Im Inneren des Museums finden sich im Erdgeschoss bekannte Exponate, die man aus zahlreichen Kriegsfilmen kennt: Von der Claymore-Mine („Front Toward Enemy“) über die Bazooka bis hin zur „7,62 Millimeter Full Metal Jacket“-Patrone – hier hätten sich Kubrick und Coppola problemlos mit Requisiten eindecken können. Die Ausstellungen in den oberen Stockwerken hingegen – darunter erschütternde Dokumentationen wie das Massaker von My Lai oder Nick Úts berühmtes Foto „The Terror of War“ (besser bekannt als „Napalm Girl“) – sind für Kinder nicht zumutbar. Schon die Nachbildung der sogenannten „Tigerkäfige“ im Innenhof, in denen US-Truppen Kriegsgefangene hielten und folterten, ist für Nele nur deshalb „harmlos“, weil sie das Gesehene noch nicht einordnen kann.

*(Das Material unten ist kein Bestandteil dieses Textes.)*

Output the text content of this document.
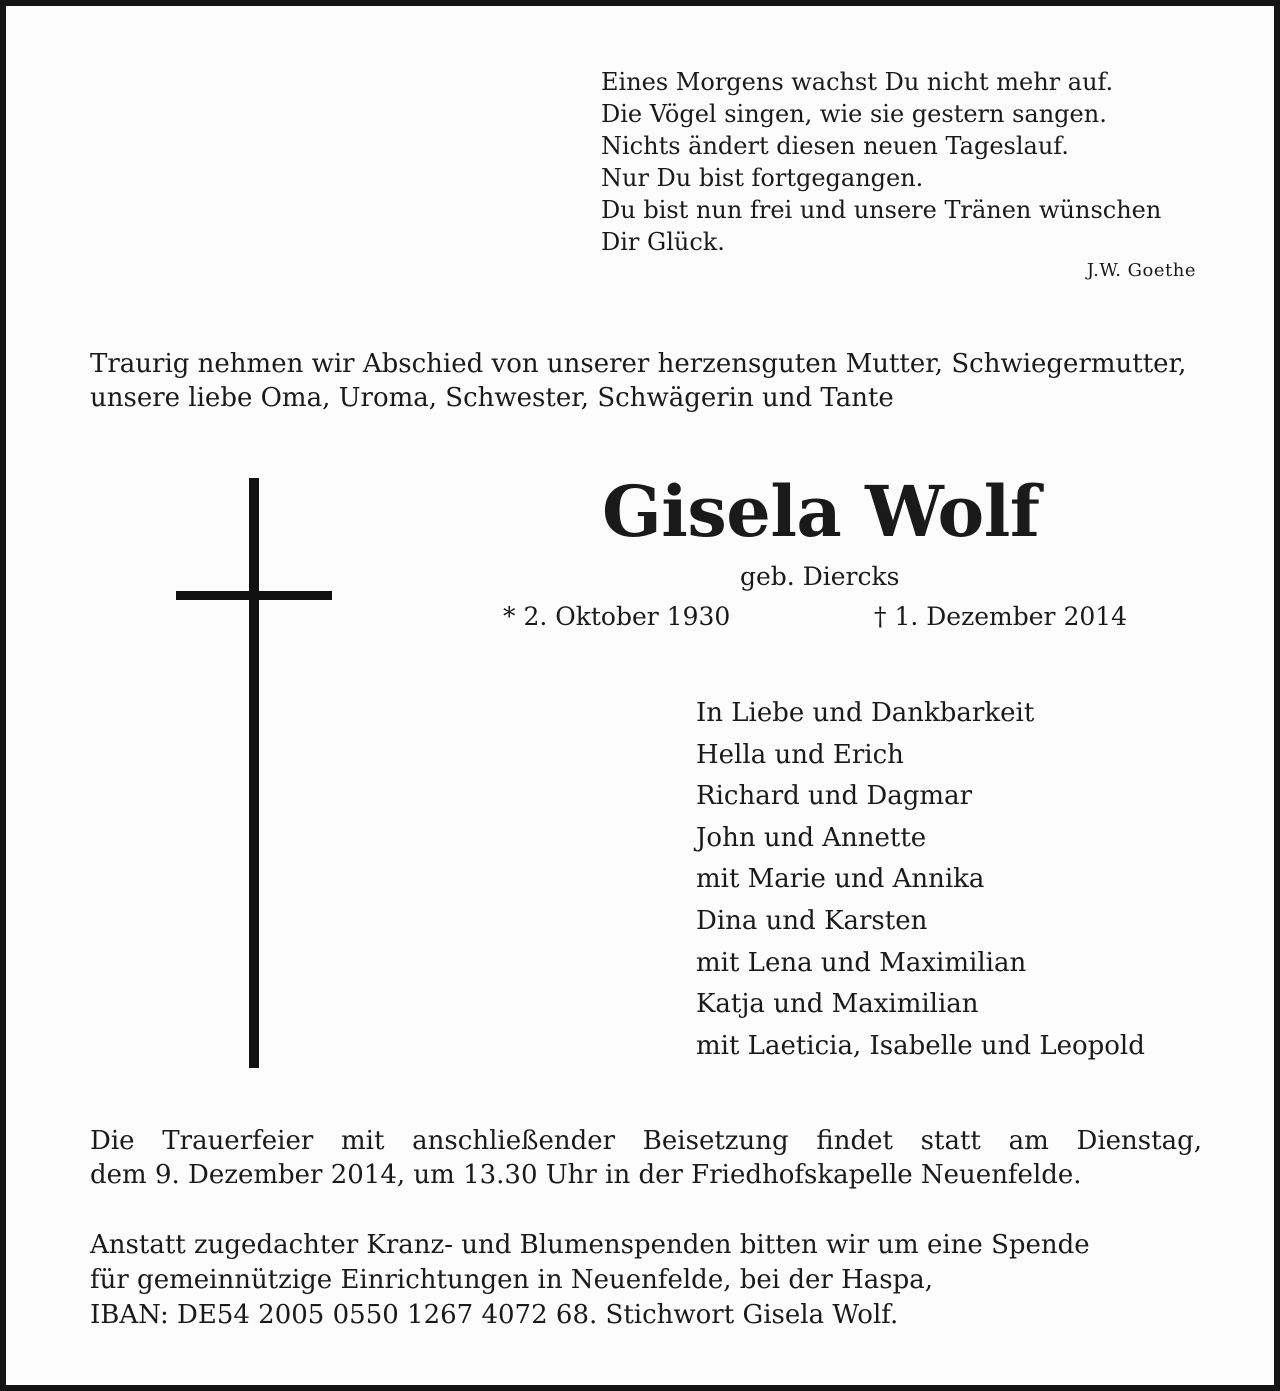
Eines Morgens wachst Du nicht mehr auf.
Die Vögel singen, wie sie gestern sangen.
Nichts ändert diesen neuen Tageslauf.
Nur Du bist fortgegangen.
Du bist nun frei und unsere Tränen wünschen
Dir Glück.
J.W. Goethe
Traurig nehmen wir Abschied von unserer herzensguten Mutter, Schwiegermutter,
unsere liebe Oma, Uroma, Schwester, Schwägerin und Tante
Gisela Wolf
geb. Diercks
* 2. Oktober 1930	† 1. Dezember 2014
In Liebe und Dankbarkeit
Hella und Erich
Richard und Dagmar
John und Annette
mit Marie und Annika
Dina und Karsten
mit Lena und Maximilian
Katja und Maximilian
mit Laeticia, Isabelle und Leopold
Die Trauerfeier mit anschließender Beisetzung findet statt am Dienstag,
dem 9. Dezember 2014, um 13.30 Uhr in der Friedhofskapelle Neuenfelde.
Anstatt zugedachter Kranz- und Blumenspenden bitten wir um eine Spende
für gemeinnützige Einrichtungen in Neuenfelde, bei der Haspa,
IBAN: DE54 2005 0550 1267 4072 68. Stichwort Gisela Wolf.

Alles in allem ist der Besuch tief beeindruckend – aber auch sehr, sehr belastend. Nicht nur wegen der bedrückenden Inhalte, sondern auch aufgrund der Menschenmengen und der tropischen Hitze.

Am späten Abend dann besuchen wir noch den Park vor unserer Wohnsiedlung, und staunen über die buchstäblich tausenden anderen Menschen, die sich hier zum Picknick oder zum Drachsteigenlassen getroffen haben. Auch die Spielplätze verdienen das Attribut „wegen Überfüllung geschlossen“, aber natürlich müssen die Menschen aus den 10.000 Wohneinheiten auch irgendwo hin – und der gemeinsam genutzte Park bietet sich an einem Feiertag besonders an.